MARTIN CABRERA: I think the Latinx community is growing substantially. So the US Latino GDP is about $2.3 trillion, roughly 10% of the overall US market. And it's continuing to grow every year. But that is a huge segment.

And you have the educated population in the Latino community as well that they are going to be 27% of the graduates coming out of the class of 2022. So you see all these individuals that are going to be having new jobs, that are going to be contributing into the 401(k)s, into the buying power that continues to grow. And you see this whole wave. It's like a Latino tsunami taking place, a buying power that's coming.

So there's opportunities. And some of them will later start businesses, but they need the access to capital, whether it's going to come from a VC firm or private equity firm or even a bank that's going to be able to lend to some of those business that are growing at exponential rates. So it is a huge market that continues to grow, and it's going to be fueling our US economy. And there's just great buying opportunities in those areas. But also, for those that get access to capital, they're going to be able to scale their businesses.

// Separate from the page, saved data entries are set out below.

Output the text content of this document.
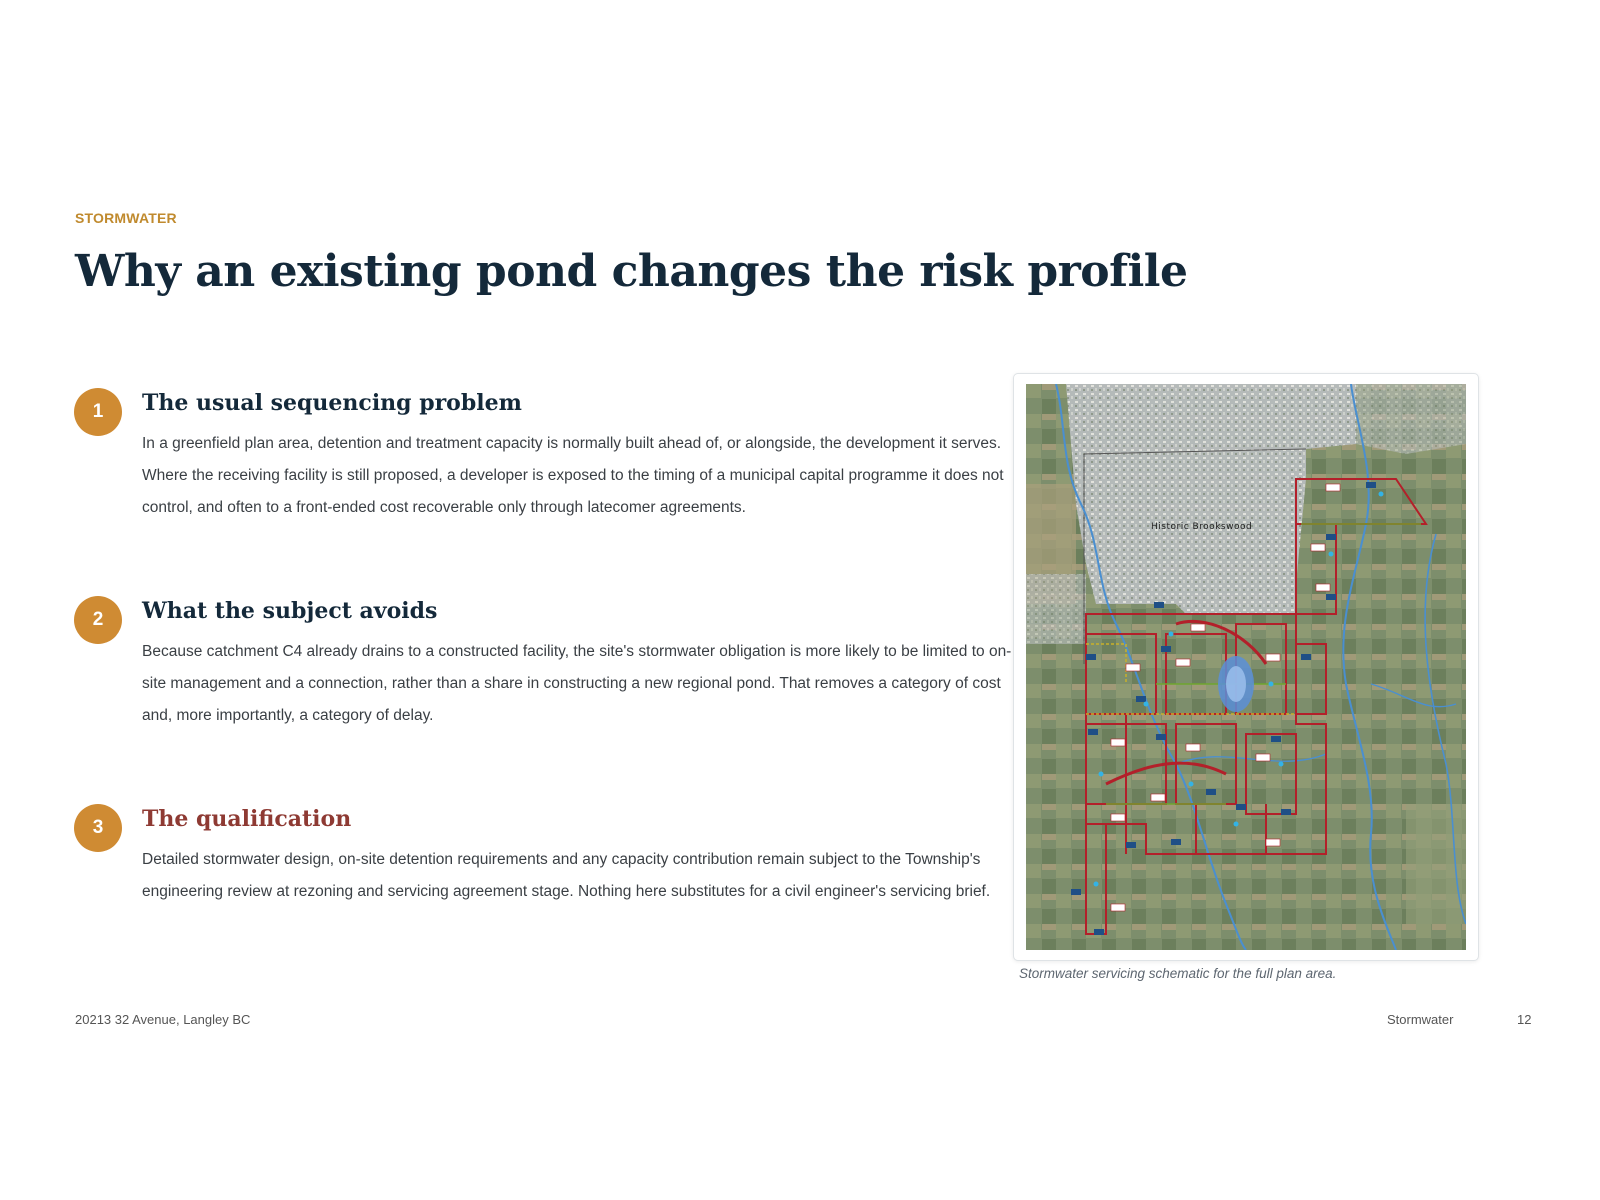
STORMWATER
Why an existing pond changes the risk profile
1	The usual sequencing problem
In a greenfield plan area, detention and treatment capacity is normally built ahead of, or alongside, the development it serves. Where the receiving facility is still proposed, a developer is exposed to the timing of a municipal capital programme it does not control, and often to a front-ended cost recoverable only through latecomer agreements.
2	What the subject avoids
Because catchment C4 already drains to a constructed facility, the site's stormwater obligation is more likely to be limited to on-site management and a connection, rather than a share in constructing a new regional pond. That removes a category of cost and, more importantly, a category of delay.
3	The qualification
Detailed stormwater design, on-site detention requirements and any capacity contribution remain subject to the Township's engineering review at rezoning and servicing agreement stage. Nothing here substitutes for a civil engineer's servicing brief.
Historic Brookswood
Stormwater servicing schematic for the full plan area.
20213 32 Avenue, Langley BC	Stormwater	12
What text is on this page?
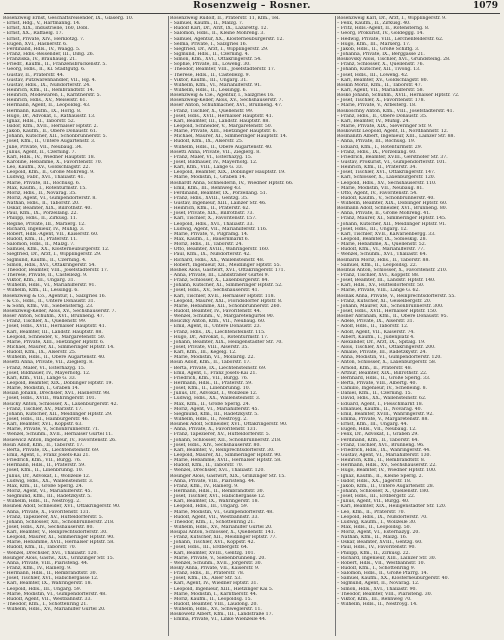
Rosenzweig – Rosner.	1079
Rosenzweig Ernst, Geschäftsreisender, IX., Glaserg. 10.
– Ernst, Hdg., V., Hartmanng. 14.
– Ernst, XIX., Industrielle, 160, Döbl.
– Ernst, XX., Raffaelg. 17.
– Ernst, Private, XIV., Herklotzg. 7.
– Eugen, XVI., Hasnerstr. 6.
– Ferdinand, Hdls., IV., Waagg. 5.
– Franz, Hdls.-Reisender, III., Dißg. 26.
– Franziska, IV., Bräuhausg. 21.
– Friedr., Kaufm., II., Franzensbrückenstr. 5.
– Georg, Hdls., II., Kl. Stadtgutg. 6.
– Gustav, II., Praterstr. 44.
– Gustav, Putzwarenhändler, VII., Hg. 4.
– Gustav, Hdls., IX., Nußdorferstr. 24.
– Heinrich, Kfm., II., Rembrandtstr. 14.
– Heinrich, Modewaren, I., Kärntnerstr. 5.
– Heinrich, Hdls., XV., Meiselstr. 61.
– Hermann, Agent, II., Leopoldsg. 43.
– Hermann, Kaufm., IX., Hörlg. 8.
– Hugo, Dr., Advokat, I., Rathausstr. 13.
– Ignaz, Hdls., II., Taborstr. 52.
– Isidor, Kfm., XVII., Hernalser Hptstr. 2.
– Jakob, Kaufm., II., Obere Donaustr. 61.
– Johann, Kutscher, XII., Schönbrunnerstr. 5.
– Josef, Kfm., II., Untere Augartenstr. 3.
– Julie, Private, VII., Neubaug. 34.
– Julius, Agent, II., Czerning. 7.
– Karl, Hdls., IV., Wiedner Hauptstr. 18.
– Karoline, Hebamme, X., Favoritenstr. 70.
– Leo, Kaufm., XV., Goldschlagstr. 22.
– Leopold, Kfm., II., Große Mohreng. 9.
– Ludwig, Fabr., XVI., Thaliastr. 41.
– Marie, Private, III., Rochusg. 6.
– Max, Kaufm., I., Rotenturmstr. 15.
– Moriz, Hdls., II., Novarag. 35.
– Moriz, Agent, VI., Gumpendorferstr. 8.
– Nathan, Hdls., II., Taborstr. 20.
– Oskar, Beamter, XIX., Billrothstr. 40.
– Paul, Kfm., IX., Porzellang. 22.
– Philipp, Hdls., II., Zirkusg. 11.
– Regine, Private, III., Marxerg. 12.
– Richard, Ingenieur, IV., Mühlg. 3.
– Robert, Hdls.-Agent, VII., Kaiserstr. 60.
– Rudolf, Kfm., II., Praterstr. 11.
– Salomon, Hdls., II., Malzg. 7.
– Samuel, Kfm., XX., Klosterneuburgerstr. 12.
– Siegfried, Dr., Arzt, I., Wipplingerstr. 29.
– Sigmund, Kaufm., II., Czerning. 4.
– Simon, Hdls., XVI., Ottakringerstr. 54.
– Theodor, Beamter, VIII., Josefstädterstr. 17.
– Therese, Private, II., Castellezg. 9.
– Viktor, Kfm., III., Ungarg. 31.
– Wilhelm, Hdls., VI., Mariahilferstr. 91.
– Wilhelm, Kfm., II., Lessingg. 6.
Rosenzweig & Co., Agentur, I., Salzgries 16.
– & Co., Hdls., II., Untere Donaustr. 31.
– & Sohn, Kfm., VII., Siebensterng. 23.
Rosenzweig-Keller, Alois, XV., Sechshauserstr. 7.
Roser Anton, Schuhm., XVI., Brunneng. 47.
– Franz, Tischler, X., Quellenstr. 99.
– Josef, Hdls., XVII., Hernalser Hauptstr. 41.
– Karl, Beamter, III., Landstr. Hauptstr. 88.
– Leopold, Schneider, V., Margaretenstr. 50.
– Marie, Private, XIII., Hietzinger Hptstr. 6.
– Michael, Maurer, XI., Simmeringer Hptstr. 14.
– Rudolf, Kfm., IX., Alserstr. 25.
– Wilhelm, Hdls., II., Obere Augartenstr. 40.
Rosetti Anna, Private, VII., Zieglerg. 8.
– Franz, Maler, VI., Esterhazyg. 15.
– Josef, Bildhauer, IV., Mayerhofg. 12.
– Karl, Kfm., VIII., Lange G. 33.
– Leopold, Beamter, XIX., Döblinger Hptstr. 19.
– Marie, Modistin, I., Graben 14.
Rosian Johann, Drechsler, XVI., Hasnerstr. 98.
– Josef, Hdls., XVIII., Währingerstr. 101.
Rosicky Anton, Schlosser, X., Laxenburgerstr. 42.
– Franz, Tischler, XV., Märzstr. 17.
– Johann, Kutscher, XII., Meidlinger Hptstr. 29.
– Josef, Hdls., III., Hainburgerstr. 46.
– Karl, Beamter, XVI., Koppstr. 63.
– Marie, Private, V., Schönbrunnerstr. 71.
– Wenzel, Schuhm., XVII., Hernalser Gürtel 11.
Rosiewicz Anton, Ingenieur, IV., Favoritenstr. 26.
Rosin Adolf, Kfm., II., Taborstr. 17.
– Berta, Private, IX., Liechtensteinstr. 69.
– Emil, Agent, I., Franz Josefs-Kai 21.
– Friedrich, Kfm., VII., Burgg. 76.
– Hermann, Hdls., II., Praterstr. 59.
– Josef, Kfm., II., Lilienbrunng. 10.
– Julius, Dr., Advokat, I., Wollzeile 12.
– Ludwig, Hdls., XX., Wallensteinstr. 3.
– Max, Kfm., II., Große Sperlg. 24.
– Moriz, Agent, VI., Mariahilferstr. 45.
– Siegmund, Kfm., III., Radetzkystr. 5.
– Wilhelm, Hdls., II., Nestroyg. 2.
Rosinek Adolf, Schneider, XVI., Ottakringerstr. 90.
– Anna, Private, X., Favoritenstr. 131.
– Franz, Tapezierer, XV., Hütteldorferstr. 5.
– Johann, Schlosser, XII., Schönbrunnerstr. 218.
– Josef, Hdls., XIV., Sechshauserstr. 80.
– Karl, Beamter, V., Reinprechtsdorferstr. 30.
– Leopold, Maurer, XI., Simmeringer Hptstr. 90.
– Marie, Hebamme, XVII., Hernalser Hptstr. 58.
– Rudolf, Kfm., II., Taborstr. 70.
– Wenzel, Drechsler, XVI., Thaliastr. 120.
Rosinger Alois, Gastw., XIX., Grinzinger Str. 15.
– Anna, Private, VIII., Piaristeng. 44.
– Franz, Kfm., IV., Rainerg. 9.
– Hermann, Hdls., II., Rembrandtstr. 30.
– Josef, Tischler, XVI., Habichergasse 12.
– Karl, Beamter, IX., Währingerstr. 18.
– Leopold, Hdls., III., Ungarg. 59.
– Marie, Modistin, VI., Gumpendorferstr. 48.
– Rudolf, Agent, VII., Westbahnstr. 33.
– Theodor, Kfm., I., Schottenring 21.
– Wilhelm, Hdls., XV., Mariahilfer Gürtel 20.
Rosenzweig Rudolf, II., Praterstr. 11, Kfm., Tel.
– Samuel, Kaufm., II., Malzg. 7.
– Rudolf Karl, Dr., Arzt, IX., Lazarettg. 12.
– Salomon, Hdls., II., Kleine Mohreng. 3.
– Samuel, Agentur, XX., Klosterneuburgerstr. 12.
– Selma, Private, I., Salzgries 16.
– Siegfried, Dr., Arzt, I., Wipplingerstr. 29.
– Sigmund, Hdls., II., Czerning. 4.
– Simon, Kfm., XVI., Ottakringerstr. 54.
– Sophie, Private, III., Löweng. 30.
– Theodor, Beamter, VIII., Josefstädterstr. 17.
– Therese, Hdls., II., Castellezg. 9.
– Viktor, Kaufm., III., Ungarg. 31.
– Wilhelm, Kfm., VI., Mariahilferstr. 91.
– Wilhelm, Hdls., II., Lessingg. 6.
Rosenzweig & Cie., Agentur, I., Salzgries 16.
Rosenzweig-Keller, Alois, XV., Sechshauserstr. 7.
Roser Anton, Schuhmacher, XVI., Brunneng. 47.
– Franz, Tischler, X., Quellenstr. 99.
– Josef, Hdls., XVII., Hernalser Hauptstr. 41.
– Karl, Beamter, III., Landstr. Hauptstr. 88.
– Leopold, Schneider, V., Margaretenstr. 50.
– Marie, Private, XIII., Hietzinger Hauptstr. 6.
– Michael, Maurer, XI., Simmeringer Hauptstr. 14.
– Rudolf, Kfm., IX., Alserstr. 25.
– Wilhelm, Hdls., II., Obere Augartenstr. 40.
Rosetti Anna, Private, VII., Zieglerg. 8.
– Franz, Maler, VI., Esterhazyg. 15.
– Josef, Bildhauer, IV., Mayerhofg. 12.
– Karl, Kfm., VIII., Lange G. 33.
– Leopold, Beamter, XIX., Döblinger Hauptstr. 19.
– Marie, Modistin, I., Graben 14.
Roshardt Anna, Schneiderin, IV., Wiedner Hptstr. 66.
– Emil, Kfm., III., Rennweg 43.
– Ferdinand, Beamter, IX., Porzellang. 51.
– Franz, Hdls., XVIII., Gentzg. 35.
– Gustav, Ingenieur, XIII., Lainzer Str. 46.
– Heinrich, Kfm., II., Praterstr. 62.
– Josef, Private, XIX., Billrothstr. 73.
– Karl, Tischler, X., Favoritenstr. 157.
– Leopold, Hdls., XVI., Thaliastr. 33.
– Ludwig, Agent, VII., Mariahilferstr. 116.
– Marie, Private, V., Pilgramg. 14.
– Max, Kaufm., I., Bauernmarkt 6.
– Moriz, Hdls., II., Taborstr. 24.
– Otto, Beamter, XVIII., Währingerstr. 160.
– Paul, Kfm., IX., Nußdorferstr. 42.
– Richard, Hdls., XX., Wallensteinstr. 48.
– Robert, Ingenieur, XII., Meidlinger Hptstr. 55.
Roshek Alois, Gastwirt, XVI., Ottakringerstr. 171.
– Anna, Private, III., Landstraßer Gürtel 9.
– Franz, Schlosser, X., Laxenburgerstr. 84.
– Johann, Kutscher, XI., Simmeringer Hptstr. 52.
– Josef, Hdls., XV., Sechshauserstr. 41.
– Karl, Tischler, XVII., Hernalser Hptstr. 118.
– Leopold, Maurer, XXI., Floridsdorfer Hptstr. 8.
– Marie, Hebamme, XII., Schönbrunnerstr. 260.
– Rudolf, Beamter, IV., Favoritenstr. 44.
– Wenzel, Schuhm., V., Margaretengürtel 90.
Rosiczky Anton, Kfm., VII., Neubaug. 60.
– Emil, Agent, II., Untere Donaustr. 23.
– Franz, Hdls., IX., Liechtensteinstr. 115.
– Hugo, Dr., Advokat, I., Rotenturmstr. 17.
– Johann, Beamter, XIX., Heiligenstädter Str. 70.
– Josef, Private, VIII., Alserstr. 35.
– Karl, Kfm., III., Kegelg. 12.
– Marie, Modistin, VI., Mollardg. 22.
Rosin Adolf, Kfm., II., Taborstr. 17.
– Berta, Private, IX., Liechtensteinstr. 69.
– Emil, Agent, I., Franz Josefs-Kai 21.
– Friedrich, Kfm., VII., Burgg. 76.
– Hermann, Hdls., II., Praterstr. 59.
– Josef, Kfm., II., Lilienbrunng. 10.
– Julius, Dr., Advokat, I., Wollzeile 12.
– Ludwig, Hdls., XX., Wallensteinstr. 3.
– Max, Kfm., II., Große Sperlg. 24.
– Moriz, Agent, VI., Mariahilferstr. 45.
– Siegmund, Kfm., III., Radetzkystr. 5.
– Wilhelm, Hdls., II., Nestroyg. 2.
Rosinek Adolf, Schneider, XVI., Ottakringerstr. 90.
– Anna, Private, X., Favoritenstr. 131.
– Franz, Tapezierer, XV., Hütteldorferstr. 5.
– Johann, Schlosser, XII., Schönbrunnerstr. 218.
– Josef, Hdls., XIV., Sechshauserstr. 80.
– Karl, Beamter, V., Reinprechtsdorferstr. 30.
– Leopold, Maurer, XI., Simmeringer Hptstr. 90.
– Marie, Hebamme, XVII., Hernalser Hptstr. 58.
– Rudolf, Kfm., II., Taborstr. 70.
– Wenzel, Drechsler, XVI., Thaliastr. 120.
Rosinger Alois, Gastwirt, XIX., Grinzinger Str. 15.
– Anna, Private, VIII., Piaristeng. 44.
– Franz, Kfm., IV., Rainerg. 9.
– Hermann, Hdls., II., Rembrandtstr. 30.
– Josef, Tischler, XVI., Habichergasse 12.
– Karl, Beamter, IX., Währingerstr. 18.
– Leopold, Hdls., III., Ungarg. 59.
– Marie, Modistin, VI., Gumpendorferstr. 48.
– Rudolf, Agent, VII., Westbahnstr. 33.
– Theodor, Kfm., I., Schottenring 21.
– Wilhelm, Hdls., XV., Mariahilfer Gürtel 20.
Rosipal Anton, Schlosser, X., Quellenstr. 141.
– Franz, Kutscher, XII., Meidlinger Hptstr. 77.
– Johann, Tischler, XVI., Koppstr. 42.
– Josef, Hdls., III., Erdbergstr. 64.
– Karl, Beamter, XVIII., Gentzg. 101.
– Marie, Private, V., Siebenbrunneng. 20.
– Wenzel, Schuhm., XVII., Jörgerstr. 30.
Rosky Anna, Private, VII., Kaiserstr. 9.
– Franz, Hdls., II., Praterstr. 78.
– Josef, Kfm., IX., Alser Str. 53.
– Karl, Agent, IV., Wiedner Hptstr. 31.
– Leopold, Ingenieur, XIII., Hietzinger Kai 5.
– Marie, Modistin, I., Kärntnerstr. 44.
– Moriz, Kaufm., II., Leopoldsg. 15.
– Rudolf, Beamter, VIII., Laudong. 20.
– Wilhelm, Hdls., XV., Schweglerstr. 11.
Roskowetz Albert, Kfm., III., Landstraße 17.
– Emma, Private, VI., Linke Wienzeile 44.
Rosenzweig Karl, Dr., Arzt, I., Wipplingerstr. 9.
– Felix, Kaufm., II., Zirkusg. 40.
– Fritz, Hdls.-Agent, II., Rotensterng. 8.
– Georg, Prokurist, IV., Goldeggg. 14.
– Hedwig, Private, VIII., Lerchenfelderstr. 62.
– Hugo, Kfm., III., Marxerg. 17.
– Jakob, Hdls., II., Große Schiffg. 3.
– Johanna, Private, IX., Berggasse 21.
Roskovsky Alois, Tischler, XVI., Grundsteing. 28.
– Franz, Schlosser, X., Quellenstr. 76.
– Johann, Kutscher, XII., Tivolig. 13.
– Josef, Hdls., III., Löweng. 42.
– Karl, Beamter, XV., Goldschlagstr. 80.
Roskin Moriz, Kfm., II., Taborstr. 47.
– Karl, Agent, VII., Mariahilferstr. 58.
Rosko Johann, Schuhm., XVII., Hernalser Hptstr. 72.
– Josef, Tischler, X., Favoritenstr. 178.
– Marie, Private, V., Arbeiterg. 18.
Roskoschny Anton, Kfm., VIII., Josefstädterstr. 41.
– Franz, Hdls., II., Obere Donaustr. 35.
– Karl, Beamter, IV., Mühlg. 24.
– Marie, Private, XIX., Sieveringer Str. 9.
Roskowitz Leopold, Agent, II., Nordbahnstr. 12.
Rosmanith Albert, Ingenieur, XIII., Lainzer Str. 88.
– Anna, Private, III., Rochusg. 19.
– Eduard, Kfm., I., Rotenturmstr. 29.
– Franz, Hdls., IX., Porzellang. 60.
– Friedrich, Beamter, XVIII., Gersthofer Str. 37.
– Gustav, Prokurist, VI., Gumpendorferstr. 101.
– Heinrich, Kfm., II., Praterstr. 34.
– Josef, Tischler, XVI., Ottakringerstr. 147.
– Karl, Schlosser, X., Laxenburgerstr. 120.
– Leopold, Hdls., XV., Sechshauserstr. 110.
– Marie, Modistin, VII., Neubaug. 81.
– Otto, Agent, IV., Favoritenstr. 54.
– Rudolf, Kaufm., V., Schönbrunnerstr. 40.
– Wilhelm, Beamter, XIX., Döblinger Hptstr. 60.
Rosmann Adolf, Schneider, XVI., Brunneng. 80.
– Anna, Private, II., Große Mohreng. 41.
– Franz, Maurer, XI., Simmeringer Hptstr. 145.
– Johann, Kutscher, XII., Meidlinger Hptstr. 91.
– Josef, Hdls., III., Ungarg. 12.
– Karl, Tischler, XVII., Kalvarienbergg. 33.
– Leopold, Beamter, IX., Sobieskig. 28.
– Marie, Hebamme, X., Quellenstr. 52.
– Rudolf, Kfm., VI., Mariahilferstr. 77.
– Wenzel, Schuhm., XVI., Thaliastr. 64.
Rosmarin Moriz, Hdls., II., Taborstr. 88.
– Samuel, Kfm., II., Leopoldsg. 22.
Rosmus Anton, Schlosser, X., Favoritenstr. 210.
– Franz, Tischler, XVI., Koppstr. 88.
– Josef, Beamter, III., Landstr. Hptstr. 140.
– Karl, Hdls., XV., Hütteldorferstr. 50.
– Marie, Private, VIII., Lange G. 62.
Rosnak Anna, Private, V., Reinprechtsdorferstr. 55.
– Franz, Kutscher, XI., Geiselbergstr. 20.
– Johann, Maurer, XII., Schönbrunnerstr. 300.
– Josef, Hdls., XVII., Hernalser Hptstr. 150.
Rosner Abraham, Kfm., II., Obere Donaustr. 95.
– Adele, Private, IX., Alserstr. 31.
– Adolf, Hdls., II., Taborstr. 12.
– Adolf, Agent, VII., Kaiserstr. 74.
– Albert, Kaufm., I., Judenplatz 4.
– Alexander, Dr., Arzt, IX., Spitalg. 19.
– Alois, Tischler, XVI., Ottakringerstr. 200.
– Amalie, Private, III., Radetzkystr. 24.
– Anna, Modistin, VI., Gumpendorferstr. 120.
– Anton, Schlosser, X., Laxenburgerstr. 58.
– Arnold, Kfm., II., Praterstr. 48.
– Arthur, Beamter, XIX., Billrothstr. 22.
– Bernhard, Hdls., II., Große Sperlg. 33.
– Berta, Private, VIII., Albertg. 40.
– Camillo, Ingenieur, IV., Schelleing. 8.
– Daniel, Kfm., II., Czerning. 15.
– David, Hdls., XX., Wallensteinstr. 62.
– Eduard, Agent, I., Fleischmarkt 18.
– Emanuel, Kaufm., II., Novarag. 40.
– Emil, Beamter, XVIII., Währingerstr. 92.
– Emma, Private, V., Margaretenstr. 88.
– Ernst, Kfm., III., Ungarg. 44.
– Eugen, Hdls., VII., Neubaug. 12.
– Felix, Dr., Advokat, I., Graben 29.
– Ferdinand, Kfm., II., Taborstr. 64.
– Franz, Tischler, XVI., Brunneng. 96.
– Friedrich, Hdls., IX., Währingerstr. 44.
– Gustav, Agent, VI., Mariahilferstr. 130.
– Heinrich, Kfm., II., Rembrandtstr. 8.
– Hermann, Hdls., XV., Sechshauserstr. 22.
– Hugo, Beamter, IV., Wiedner Hptstr. 100.
– Ignaz, Kaufm., II., Kleine Sperlg. 2.
– Isidor, Hdls., XX., Jägerstr. 18.
– Jakob, Kfm., II., Untere Augartenstr. 28.
– Johann, Schlosser, X., Quellenstr. 180.
– Josef, Hdls., III., Erdbergstr. 22.
– Julius, Agent, VII., Burgg. 40.
– Karl, Beamter, XIX., Heiligenstädter Str. 120.
– Leo, Kfm., II., Praterstr. 70.
– Leopold, Hdls., IX., Nußdorferstr. 70.
– Ludwig, Kaufm., I., Wollzeile 30.
– Max, Hdls., II., Leopoldsg. 50.
– Moriz, Agent, VI., Esterhazyg. 20.
– Nathan, Kfm., II., Malzg. 16.
– Oskar, Beamter, XVIII., Gentzg. 60.
– Paul, Hdls., IV., Favoritenstr. 90.
– Philipp, Kfm., II., Zirkusg. 22.
– Richard, Ingenieur, XIII., Lainzer Str. 30.
– Robert, Hdls., VII., Westbahnstr. 10.
– Rudolf, Kfm., I., Schottenring 9.
– Salomon, Hdls., II., Große Pfarrg. 14.
– Samuel, Kaufm., XX., Klosterneuburgerstr. 40.
– Sigmund, Agent, II., Novarag. 12.
– Simon, Hdls., XVI., Thaliastr. 90.
– Theodor, Beamter, VIII., Piaristeng. 30.
– Viktor, Kfm., III., Rennweg 70.
– Wilhelm, Hdls., II., Nestroyg. 14.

JULIA LA ROCHE: Martin, hi. It's Julia La Roche. Thank you so much for joining us for this conversation. I do want to shift and talk a little bit about business. You all are involved in some of the municipalities of-- I guess debt for municipalities. We've been talking about this space for a while. I'd love to get your read on it. What are you seeing? What do you think needs to be done next when it comes to this?

MARTIN CABRERA: So I think in this issue, we are able to lead deals out there in the municipal bond market. We just led three lead deals, about a $153-million Montebello, California deal, a city of Inglewood deal, and also a city of Carson deal. And we have great pricing. So we love competing against the bulge bracket firms. There's times they're going to outperform us. There's times we're outperforming them. There's times that we're working with them as well on other kind of corporate bond yields.

But I think for the municipalities, you're starting to see that even with COVID, all of the issues, some of them are falling very short on their sales tax collections, the revenues that they were generating from entertainment. So they're looking at their budgets, their cash-- what they have in cash. So their first priority is always to pay off their debt holders. And then they have to look at their employment and their employees and paying them.

But I think for most of them, we've encouraged them to look at their cities and their states like a business. Hoard your cash and just be prepared for the next few months that are going to be rough. And so we try to help them with some of their solutions and their planning and their debt issuance as well, and having the distribution not just here. A lot of the munis are becoming taxable munis. So it allows us to not just market here in the States, but also to our taxable buyers in Europe and Asia and Latin America.